A full-service grocery store has been Jackson Mayor Todd Etheredge’s No. 1 priority for the last 10 years. The IGA deal is the town’s third attempt at bringing one to the area.

“It got to the point where people were asking me, ‘When are you going to bring us a store?’ The local IGA will mean a lot to the community,” said Etheredge. “For one thing, it’ll mean jobs,” about 30 to 50 part- and full-time positions.

Etheredge credited a $350,000, pass-through federal loan from Aiken Electric, and other incentives approved by the county council, for attracting the store to Jackson, a bedroom community outside Augusta, Georgia.

“The sad truth of the matter is that people need incentives to come to the community,” said Etheredge, who noted that Aiken EC went “the extra mile” in helping the Jackson area, where about 1,000 co-op members live.

The last decent grocery store serving Jackson and its surrounding areas went out of business 13 years ago. The independent store was a community fixture for 50 years, said Brown, adding “we all worked there at some point in our lives.”

But 13 years ago, the owners retired and their daughter didn’t want to take over the business.

In Hazelton, N.D., Shirley Reese, manager of Main Street Market, said the size and selection of produce is unusual for a store this size. (Photo By: Verda Seeklander)
In Hazelton, N.D., Shirley Reese, manager of Main Street Market, said the size and selection of produce is unusual for a store this size. (Photo By: Verda Seeklander)

In rural areas, residents can be more than 10 miles from a major supermarket, according to the USDA. In North Dakota, that distance rises to nearly 50 miles, according to the North Dakota Association of Rural Electric Cooperatives.

“A few years ago, we started getting larger-than-normal requests for help from rural grocers and began wondering whether something had shifted in their industry,” said Lori Capouch, rural economic director at the statewide in Mandan. “For example, we learned that of 134 stores in populations less than 2,100, seven had closed.”

That’s when the co-op association formed the North Dakota Rural Grocery Initiative, which consists of grocers; North Dakota State University and Dakota College; the North Dakota Farmers Union; the USDA Rural Development state office and Northern Plains Electric Cooperative in Cando.

“Our goal is to help grocers become successful,” said Capouch, by tackling barriers to staying in business with technical assistance, grant-writing services and access to public and private resources.

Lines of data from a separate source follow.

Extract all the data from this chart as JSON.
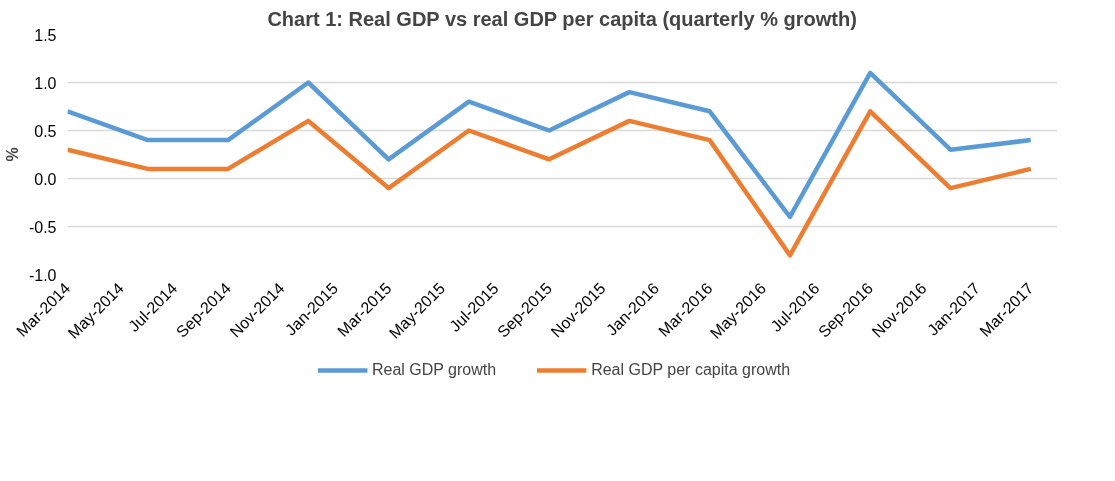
{
  "chart_data": {
    "type": "line",
    "title": "Chart 1: Real GDP vs real GDP per capita (quarterly % growth)",
    "ylabel": "%",
    "x": [
      "2014-03",
      "2014-06",
      "2014-09",
      "2014-12",
      "2015-03",
      "2015-06",
      "2015-09",
      "2015-12",
      "2016-03",
      "2016-06",
      "2016-09",
      "2016-12",
      "2017-03"
    ],
    "series": [
      {
        "name": "Real GDP growth",
        "color": "#5b9bd5",
        "values": [
          0.7,
          0.4,
          0.4,
          1.0,
          0.2,
          0.8,
          0.5,
          0.9,
          0.7,
          -0.4,
          1.1,
          0.3,
          0.4
        ]
      },
      {
        "name": "Real GDP per capita growth",
        "color": "#ed7d31",
        "values": [
          0.3,
          0.1,
          0.1,
          0.6,
          -0.1,
          0.5,
          0.2,
          0.6,
          0.4,
          -0.8,
          0.7,
          -0.1,
          0.1
        ]
      }
    ],
    "xlim": [
      "2014-03",
      "2017-04"
    ],
    "xticks": [
      {
        "value": "2014-03",
        "label": "Mar-2014"
      },
      {
        "value": "2014-05",
        "label": "May-2014"
      },
      {
        "value": "2014-07",
        "label": "Jul-2014"
      },
      {
        "value": "2014-09",
        "label": "Sep-2014"
      },
      {
        "value": "2014-11",
        "label": "Nov-2014"
      },
      {
        "value": "2015-01",
        "label": "Jan-2015"
      },
      {
        "value": "2015-03",
        "label": "Mar-2015"
      },
      {
        "value": "2015-05",
        "label": "May-2015"
      },
      {
        "value": "2015-07",
        "label": "Jul-2015"
      },
      {
        "value": "2015-09",
        "label": "Sep-2015"
      },
      {
        "value": "2015-11",
        "label": "Nov-2015"
      },
      {
        "value": "2016-01",
        "label": "Jan-2016"
      },
      {
        "value": "2016-03",
        "label": "Mar-2016"
      },
      {
        "value": "2016-05",
        "label": "May-2016"
      },
      {
        "value": "2016-07",
        "label": "Jul-2016"
      },
      {
        "value": "2016-09",
        "label": "Sep-2016"
      },
      {
        "value": "2016-11",
        "label": "Nov-2016"
      },
      {
        "value": "2017-01",
        "label": "Jan-2017"
      },
      {
        "value": "2017-03",
        "label": "Mar-2017"
      }
    ],
    "ylim": [
      -1.0,
      1.5
    ],
    "yticks": [
      {
        "value": -1.0,
        "label": "-1.0"
      },
      {
        "value": -0.5,
        "label": "-0.5"
      },
      {
        "value": 0.0,
        "label": "0.0"
      },
      {
        "value": 0.5,
        "label": "0.5"
      },
      {
        "value": 1.0,
        "label": "1.0"
      },
      {
        "value": 1.5,
        "label": "1.5"
      }
    ],
    "grid": "y",
    "legend": "bottom",
    "marker": "none",
    "line_style": "solid"
  }
}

One of those barriers is affordability and availability of food supply. “Little rural towns are out of the way for full-service providers, so volunteers make weekly or biweekly trips to the Wal-Mart or Sam’s Club for supplies to resell and they have to get products from convenience store suppliers at a higher cost,” said Shirley Reese, manager of Main Street Market in Hazelton, North Dakota.

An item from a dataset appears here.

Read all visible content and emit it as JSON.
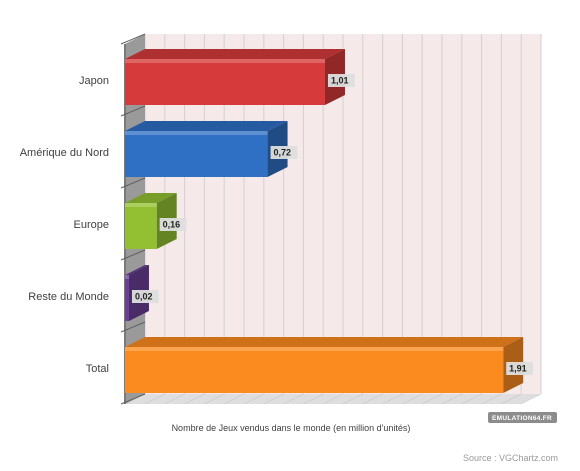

But through the initiative, “I’ve learned how to negotiate and work with suppliers,” said Reese. Sales have nearly doubled. “The initiative has lots of networking and we reach out to grocers to give them tips.”

If a grocery store closes, it has “a snowball effect,” said Reese. “Families move out, restaurants leave and schools close. People won’t want to live here and what happens is that the place becomes a ghost town.”

When the 15,000-square-foot Fresh Market IGA opens in Jackson, South Carolina, Etheredge is hoping for new people and new development. “It will be a lot easier to sell homes if they know they’re near a grocery store,” he said. “We’re hoping the store will kick start our little town.”

Victoria A. Rocha is a staff writer at NRECA.